Here we have little Mary Pickford (and I do mean little, she was only 5’1’’) standing in front of a magnificent Cord L-29 that had been donated in 1929 as a fundraiser for a worthwhile and much-needed project Motion Picture Relief Fund which in turn built the Motion Picture Country House, which provides full-time living accommodation for older people who worked in the film and television industry. Mary spearheaded it (along with Douglas Fairbanks, D.W. Griffith, and Charlie Chaplin, with whom she created United Artists) when they saw a need for those working in movies who were down on their luck. Their slogan was “Taking Care of Our Own,” which shows us how Mary cared about giving back to the industry that gave her so much.
This photo of a pristine Cord L-29 comes from the Petersen Automotive Museum:
The tires are white-walled on both sides?!
It looks like they are. Is that unusual?
I want to win that car.
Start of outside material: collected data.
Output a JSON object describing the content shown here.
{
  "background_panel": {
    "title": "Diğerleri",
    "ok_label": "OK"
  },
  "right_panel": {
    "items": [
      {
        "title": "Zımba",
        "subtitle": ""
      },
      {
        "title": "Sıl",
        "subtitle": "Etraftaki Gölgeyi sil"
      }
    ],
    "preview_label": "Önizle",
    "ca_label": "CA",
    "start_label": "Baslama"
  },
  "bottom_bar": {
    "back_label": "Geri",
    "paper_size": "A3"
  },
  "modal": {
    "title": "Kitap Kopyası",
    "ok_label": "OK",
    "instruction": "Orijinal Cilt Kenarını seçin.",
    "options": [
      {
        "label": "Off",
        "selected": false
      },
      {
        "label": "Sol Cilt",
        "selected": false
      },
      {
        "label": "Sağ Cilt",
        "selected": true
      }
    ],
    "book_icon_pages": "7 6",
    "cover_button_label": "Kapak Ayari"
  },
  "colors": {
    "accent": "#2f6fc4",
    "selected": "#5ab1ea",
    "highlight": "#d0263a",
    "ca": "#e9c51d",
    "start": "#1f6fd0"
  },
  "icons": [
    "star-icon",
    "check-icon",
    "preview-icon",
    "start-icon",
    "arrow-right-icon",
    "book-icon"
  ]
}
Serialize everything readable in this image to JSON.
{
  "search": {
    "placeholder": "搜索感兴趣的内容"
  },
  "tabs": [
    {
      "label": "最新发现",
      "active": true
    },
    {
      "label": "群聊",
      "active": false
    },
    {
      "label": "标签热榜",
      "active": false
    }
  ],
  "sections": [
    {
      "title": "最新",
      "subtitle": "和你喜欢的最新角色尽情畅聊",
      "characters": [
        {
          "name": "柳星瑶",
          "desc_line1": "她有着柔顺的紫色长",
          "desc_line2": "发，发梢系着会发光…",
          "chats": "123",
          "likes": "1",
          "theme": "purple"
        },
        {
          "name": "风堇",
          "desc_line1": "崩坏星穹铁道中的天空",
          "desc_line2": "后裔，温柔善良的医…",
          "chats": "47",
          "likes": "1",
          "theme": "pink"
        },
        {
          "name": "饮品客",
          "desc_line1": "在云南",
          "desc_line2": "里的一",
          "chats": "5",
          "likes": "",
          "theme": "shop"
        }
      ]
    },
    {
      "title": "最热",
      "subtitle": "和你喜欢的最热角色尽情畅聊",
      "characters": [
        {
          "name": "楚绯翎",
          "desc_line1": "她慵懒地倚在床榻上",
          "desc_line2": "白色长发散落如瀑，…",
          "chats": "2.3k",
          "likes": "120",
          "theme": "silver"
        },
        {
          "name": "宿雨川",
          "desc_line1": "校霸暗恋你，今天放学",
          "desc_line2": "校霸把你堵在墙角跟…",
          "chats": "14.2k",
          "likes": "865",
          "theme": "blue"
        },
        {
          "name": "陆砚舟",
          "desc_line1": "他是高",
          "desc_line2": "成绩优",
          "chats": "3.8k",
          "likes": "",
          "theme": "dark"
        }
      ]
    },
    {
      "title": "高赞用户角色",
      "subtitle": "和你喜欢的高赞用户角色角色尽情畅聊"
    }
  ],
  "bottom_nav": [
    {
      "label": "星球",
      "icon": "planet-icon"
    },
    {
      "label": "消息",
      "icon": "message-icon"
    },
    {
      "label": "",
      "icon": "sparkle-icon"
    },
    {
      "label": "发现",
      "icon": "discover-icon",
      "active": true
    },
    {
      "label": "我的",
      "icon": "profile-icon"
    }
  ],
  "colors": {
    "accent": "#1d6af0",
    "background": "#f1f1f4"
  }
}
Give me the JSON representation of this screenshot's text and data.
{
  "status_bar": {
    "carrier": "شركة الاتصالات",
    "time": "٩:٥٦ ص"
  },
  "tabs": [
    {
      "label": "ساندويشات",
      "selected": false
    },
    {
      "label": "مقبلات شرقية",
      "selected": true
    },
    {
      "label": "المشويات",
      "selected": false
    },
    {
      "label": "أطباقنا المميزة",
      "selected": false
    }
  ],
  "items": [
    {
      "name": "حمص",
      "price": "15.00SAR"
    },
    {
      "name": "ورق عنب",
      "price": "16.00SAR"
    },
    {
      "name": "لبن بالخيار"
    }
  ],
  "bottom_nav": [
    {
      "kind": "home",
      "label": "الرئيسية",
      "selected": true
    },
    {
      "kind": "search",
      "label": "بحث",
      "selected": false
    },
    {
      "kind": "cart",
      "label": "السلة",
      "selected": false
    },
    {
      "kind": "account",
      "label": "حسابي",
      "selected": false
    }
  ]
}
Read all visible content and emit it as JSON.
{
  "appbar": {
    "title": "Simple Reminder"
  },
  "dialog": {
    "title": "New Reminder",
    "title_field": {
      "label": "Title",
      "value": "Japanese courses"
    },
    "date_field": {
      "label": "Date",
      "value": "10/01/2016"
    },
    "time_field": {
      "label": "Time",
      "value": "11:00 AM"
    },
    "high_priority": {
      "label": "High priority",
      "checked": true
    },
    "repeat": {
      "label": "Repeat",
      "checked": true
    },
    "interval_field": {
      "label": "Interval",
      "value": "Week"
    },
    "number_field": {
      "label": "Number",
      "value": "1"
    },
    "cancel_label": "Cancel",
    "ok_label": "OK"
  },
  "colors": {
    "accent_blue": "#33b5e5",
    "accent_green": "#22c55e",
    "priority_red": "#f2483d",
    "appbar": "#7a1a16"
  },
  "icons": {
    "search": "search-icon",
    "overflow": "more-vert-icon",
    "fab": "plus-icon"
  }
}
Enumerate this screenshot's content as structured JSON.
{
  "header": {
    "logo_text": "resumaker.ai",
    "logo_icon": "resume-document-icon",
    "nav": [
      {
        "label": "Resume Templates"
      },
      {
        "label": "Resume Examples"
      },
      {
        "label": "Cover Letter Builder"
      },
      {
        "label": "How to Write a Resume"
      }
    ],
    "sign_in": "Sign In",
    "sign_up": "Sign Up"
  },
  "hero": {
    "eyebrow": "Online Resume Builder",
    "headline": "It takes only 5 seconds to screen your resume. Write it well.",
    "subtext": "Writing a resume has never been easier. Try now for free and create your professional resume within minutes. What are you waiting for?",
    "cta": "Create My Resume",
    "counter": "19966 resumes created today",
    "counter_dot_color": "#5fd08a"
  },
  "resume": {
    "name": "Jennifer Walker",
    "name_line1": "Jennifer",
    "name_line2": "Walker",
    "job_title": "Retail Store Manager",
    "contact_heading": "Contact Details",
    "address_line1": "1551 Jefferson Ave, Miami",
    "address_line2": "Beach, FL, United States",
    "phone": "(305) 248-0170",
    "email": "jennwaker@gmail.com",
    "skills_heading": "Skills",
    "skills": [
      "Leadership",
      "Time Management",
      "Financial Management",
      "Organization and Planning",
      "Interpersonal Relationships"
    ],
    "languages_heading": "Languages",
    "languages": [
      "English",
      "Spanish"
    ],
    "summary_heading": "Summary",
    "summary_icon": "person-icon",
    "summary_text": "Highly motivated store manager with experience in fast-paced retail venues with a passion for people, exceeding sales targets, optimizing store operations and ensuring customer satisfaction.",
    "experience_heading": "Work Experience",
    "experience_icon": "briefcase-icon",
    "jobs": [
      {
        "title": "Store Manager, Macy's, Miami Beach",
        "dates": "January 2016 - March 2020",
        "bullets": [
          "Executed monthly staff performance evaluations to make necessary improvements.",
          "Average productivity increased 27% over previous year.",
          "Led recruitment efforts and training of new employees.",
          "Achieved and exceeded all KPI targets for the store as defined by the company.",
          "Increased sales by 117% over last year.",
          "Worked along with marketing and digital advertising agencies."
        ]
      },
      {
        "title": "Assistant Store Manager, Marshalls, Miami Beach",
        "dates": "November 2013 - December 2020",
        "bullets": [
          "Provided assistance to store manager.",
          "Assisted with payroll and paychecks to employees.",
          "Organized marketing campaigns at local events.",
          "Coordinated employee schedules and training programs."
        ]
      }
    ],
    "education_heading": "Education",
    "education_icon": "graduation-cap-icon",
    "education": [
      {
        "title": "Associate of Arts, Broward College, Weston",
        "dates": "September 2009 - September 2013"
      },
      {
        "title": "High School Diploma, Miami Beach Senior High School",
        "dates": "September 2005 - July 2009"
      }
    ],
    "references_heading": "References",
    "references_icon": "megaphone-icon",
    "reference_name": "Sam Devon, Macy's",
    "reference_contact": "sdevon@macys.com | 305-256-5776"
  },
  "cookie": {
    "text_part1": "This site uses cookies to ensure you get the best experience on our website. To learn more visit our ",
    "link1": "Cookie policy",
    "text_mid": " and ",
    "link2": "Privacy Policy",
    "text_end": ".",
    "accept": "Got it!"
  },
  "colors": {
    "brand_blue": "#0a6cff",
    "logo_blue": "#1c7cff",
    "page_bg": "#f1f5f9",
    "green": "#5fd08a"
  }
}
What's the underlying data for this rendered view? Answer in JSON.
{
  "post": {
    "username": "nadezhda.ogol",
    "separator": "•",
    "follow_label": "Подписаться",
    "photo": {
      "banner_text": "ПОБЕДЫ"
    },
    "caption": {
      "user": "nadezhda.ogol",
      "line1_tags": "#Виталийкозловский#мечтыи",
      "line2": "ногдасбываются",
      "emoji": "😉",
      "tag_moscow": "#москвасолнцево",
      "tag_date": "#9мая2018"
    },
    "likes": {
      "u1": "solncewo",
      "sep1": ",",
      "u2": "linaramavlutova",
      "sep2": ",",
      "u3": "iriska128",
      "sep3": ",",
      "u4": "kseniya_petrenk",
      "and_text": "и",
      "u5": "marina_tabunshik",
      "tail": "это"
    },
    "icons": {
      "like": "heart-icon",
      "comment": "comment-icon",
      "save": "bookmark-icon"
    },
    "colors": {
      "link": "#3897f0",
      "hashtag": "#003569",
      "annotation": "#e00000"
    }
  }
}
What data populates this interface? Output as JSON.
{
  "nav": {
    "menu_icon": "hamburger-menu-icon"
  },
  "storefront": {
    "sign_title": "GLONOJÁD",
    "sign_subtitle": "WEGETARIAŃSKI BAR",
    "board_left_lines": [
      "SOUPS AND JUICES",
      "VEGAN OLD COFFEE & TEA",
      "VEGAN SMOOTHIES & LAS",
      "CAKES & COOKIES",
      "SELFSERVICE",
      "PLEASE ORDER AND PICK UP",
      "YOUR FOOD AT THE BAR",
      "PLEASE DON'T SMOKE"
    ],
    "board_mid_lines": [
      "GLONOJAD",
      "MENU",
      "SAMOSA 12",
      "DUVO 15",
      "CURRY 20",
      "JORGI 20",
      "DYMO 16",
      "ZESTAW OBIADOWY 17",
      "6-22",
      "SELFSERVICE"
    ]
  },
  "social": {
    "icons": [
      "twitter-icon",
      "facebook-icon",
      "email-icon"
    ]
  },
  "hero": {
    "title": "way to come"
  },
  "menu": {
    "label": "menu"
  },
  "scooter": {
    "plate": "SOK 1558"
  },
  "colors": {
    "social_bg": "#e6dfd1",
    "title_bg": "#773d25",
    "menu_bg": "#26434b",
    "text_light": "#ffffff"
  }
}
How do I enter the contest?
Step 1: Build a time machine…
The truck seems to be for “Paramount-Famous Lasky Corporation Studio” which would be renamed in 1930: https://en.m.wikipedia.org/wiki/Famous_Players-Lasky
Sign behind the car indicates “Entrance to Studio 5”. Maybe an exact location is findable in other historic images.
Times for 16 January 1929 covers a fire that destroyed the new P-F-L talking pictures studio (5 stages) on Melrose: https://www.latimes.com/visuals/photography/la-me-fw-archives-paramounts-new-1929-sound-movie-studio-destroyed20180109-story.html
This might explain it, says this event was actually in February 1934, so these would have to be the rebuilt studios if they got the date right: https://www.hollywoodreporter.com/tv/tv-news/mary-pickford-mptf-1235017478/
Errata: Sign reads “Entrance to Stage 5”, not studio. The 1929 studio held five recording stages, so they must have replaced that many at least.
I was a nurse there….
Was it a good place to work? I’d imagine the residents would have had lots of good stories to tell.